全米自動車労働組合(UAW)、GMとの労使交渉で提案の受け入れを拒否

(米国)

シカゴ発

2023年09月11日

全米自動車労働組合(UAW)のショーン・フェイン会長は9月7日、ゼネラルモーターズ(GM)が同日に提出した労使交渉に関する提案の受け入れを拒否する声明を発表外部サイトへ、新しいウィンドウで開きますした。同氏は「GMは、過去6週間にわたり誠意ある交渉を拒否し、全米労働関係委員会に申し立てをされてようやく交渉のテーブルについたが、労働者にとって公平な合意とは程遠い侮辱的な提案をしてきた」と強く非難した。現行の4年契約の労働協約の期限が9月14日に迫る中、UAWとデトロイト3との労使交渉はいずれも合意に達しておらず、ストライキ突入への可能性が高まっている。

UAWは、8月18日にはステランティス、8月31日にはフォードの提案が受け入れがたいものだったと発表している。また、UAWは8月31日、GMとステランティスが誠意をもって労使交渉に臨むのを拒否することは違法かつ不公平労働行為だと主張し、全米労働関係委員会に申し立てをしていた。
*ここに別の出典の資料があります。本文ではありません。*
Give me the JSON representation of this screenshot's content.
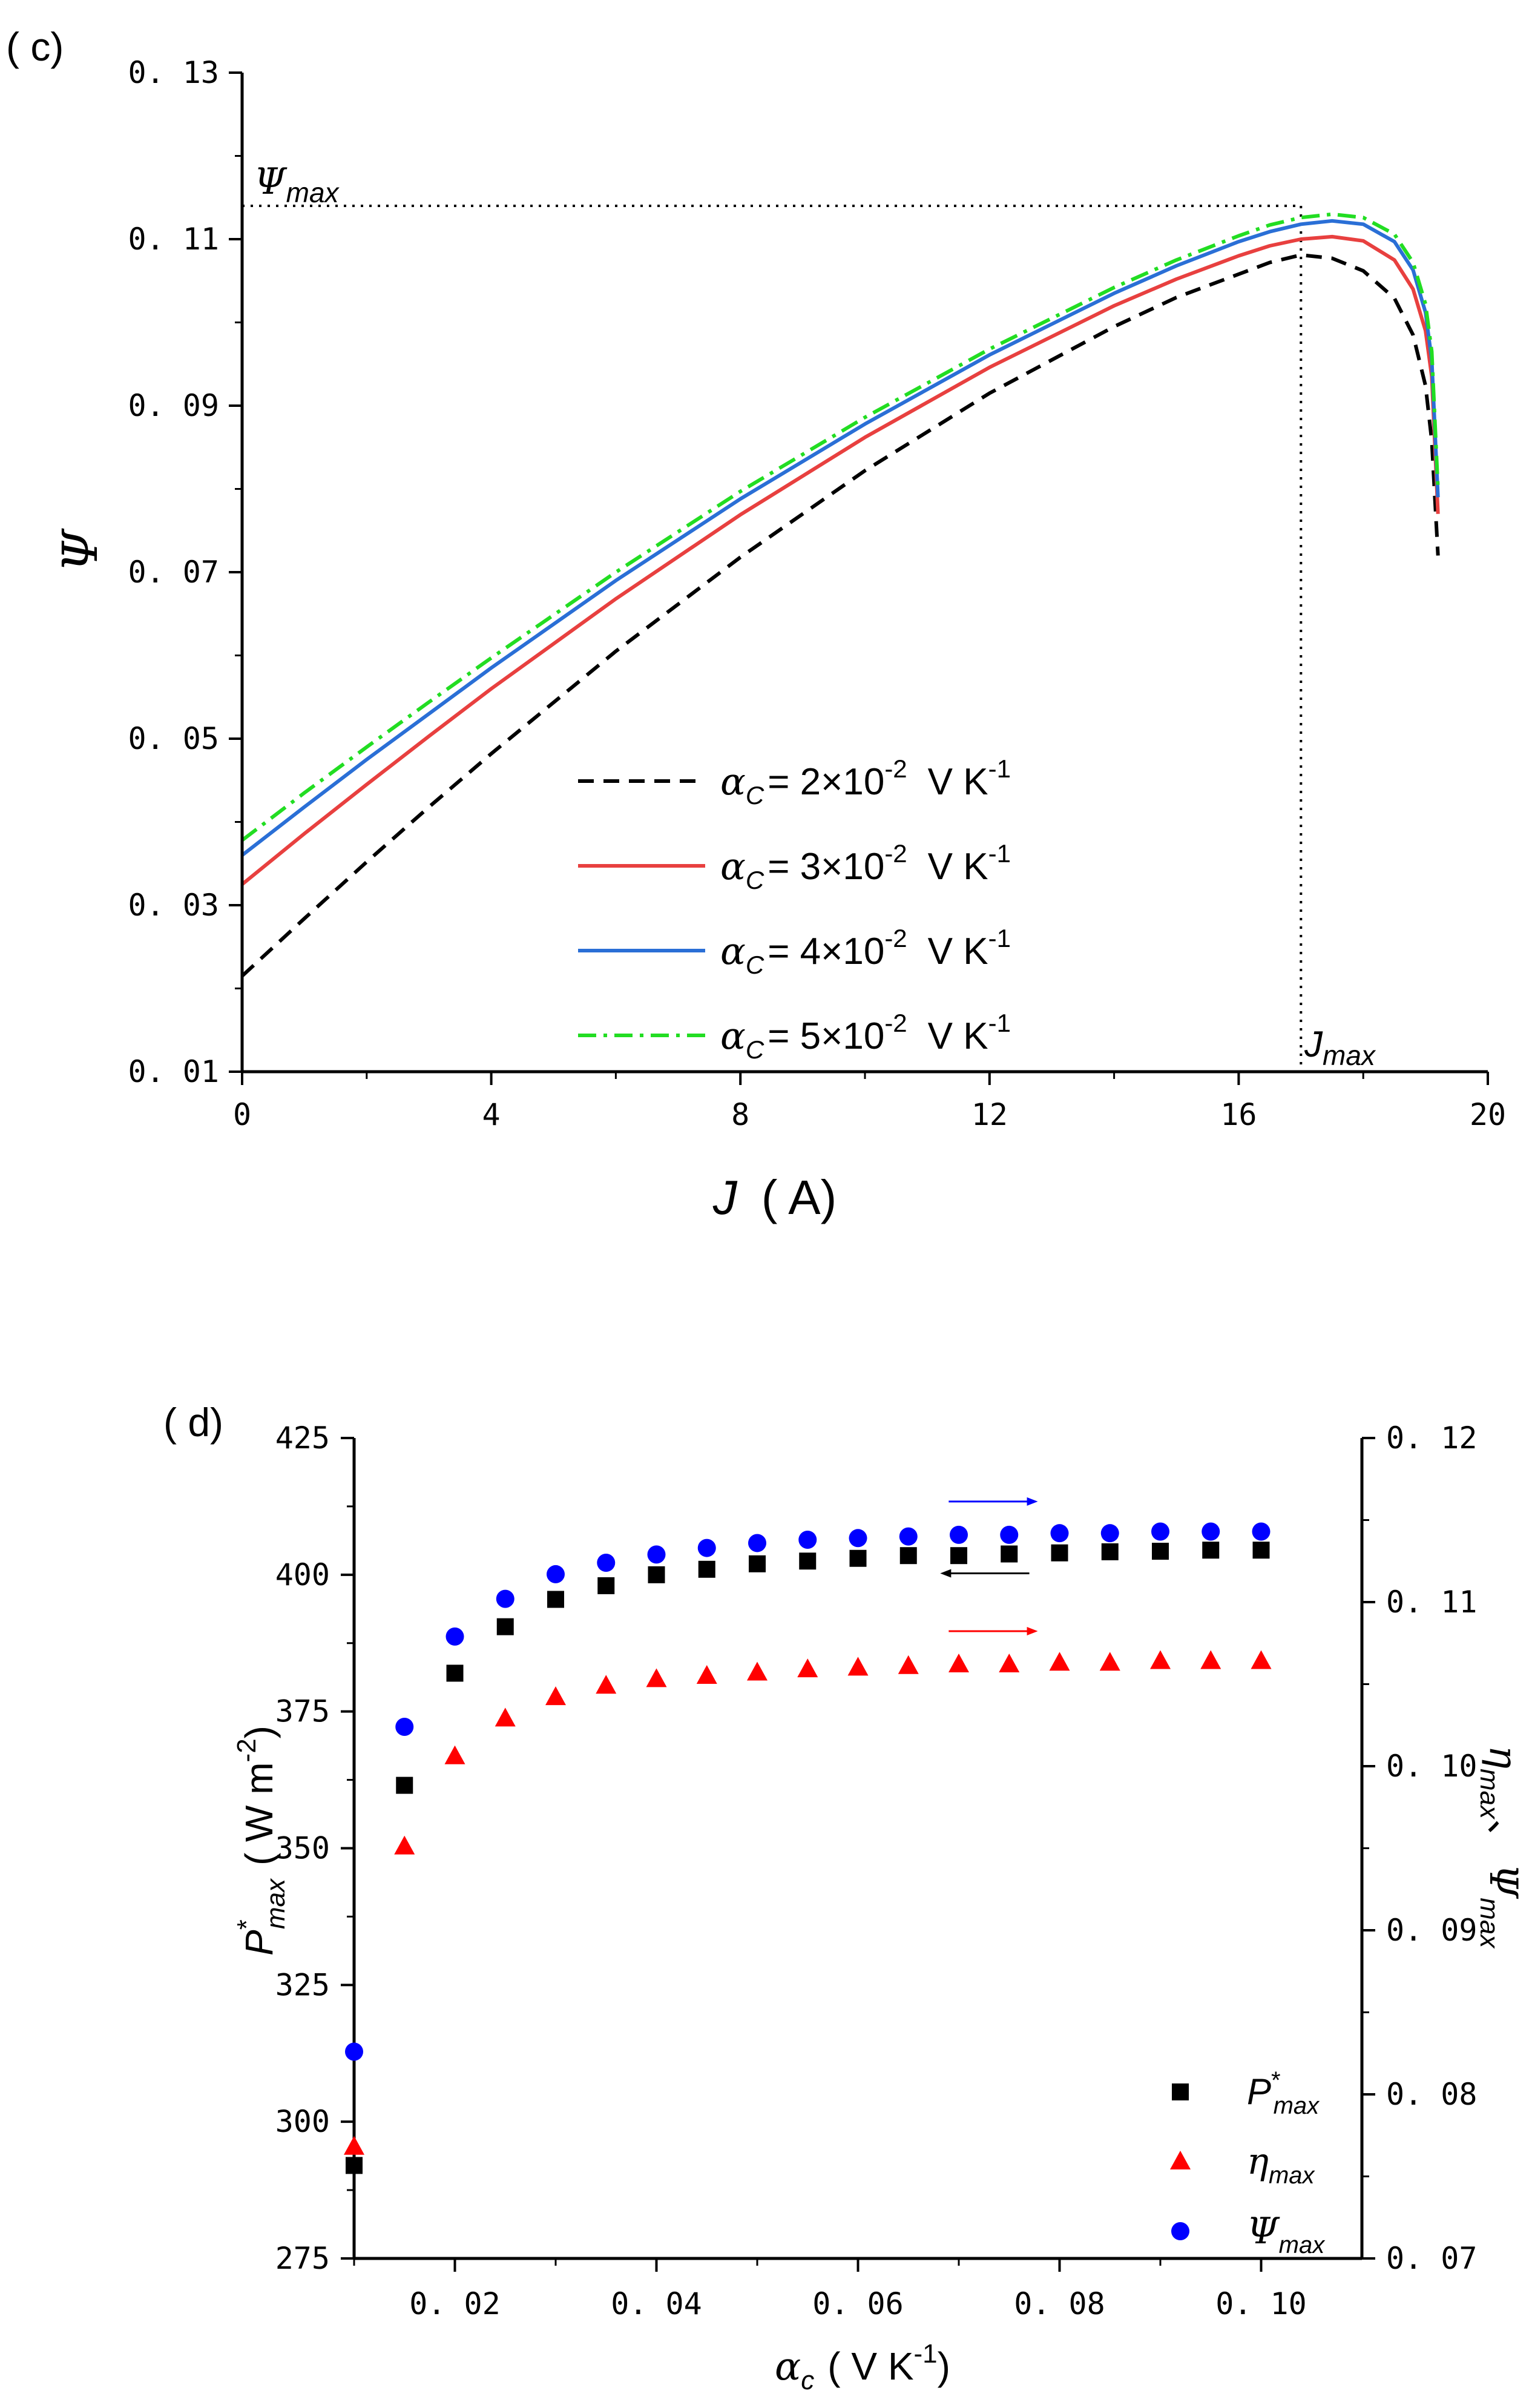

JPモルガンは、ストライキによるサプライチェーンの混乱で、新車の生産が減り、中古車価格が押し上げられ、個人向け自動車保険事業の利益を圧迫する(注)可能性があるとみている(ロイター9月7日)。また、米国コンサルティング会社のアンダーソンエコノミックグループ(AEG)は、デトロイト3全社で10日間のストライキが実行された場合、経済的な損失は50億ドルにのぼると予測している。なお、2019年のGMでのストライキは40日続き、29億ドルの損失を出し、30万台の自動車生産に影響があったとしている(オートモーティブニュース9月6日)。

(注)車が破損したとみなされた場合、保険会社はその車の市場価格を支払うことになるため、中古車価格が上昇すると、自動車保険の補償限度額が上がり、被保険者による保険金請求がより高額になる。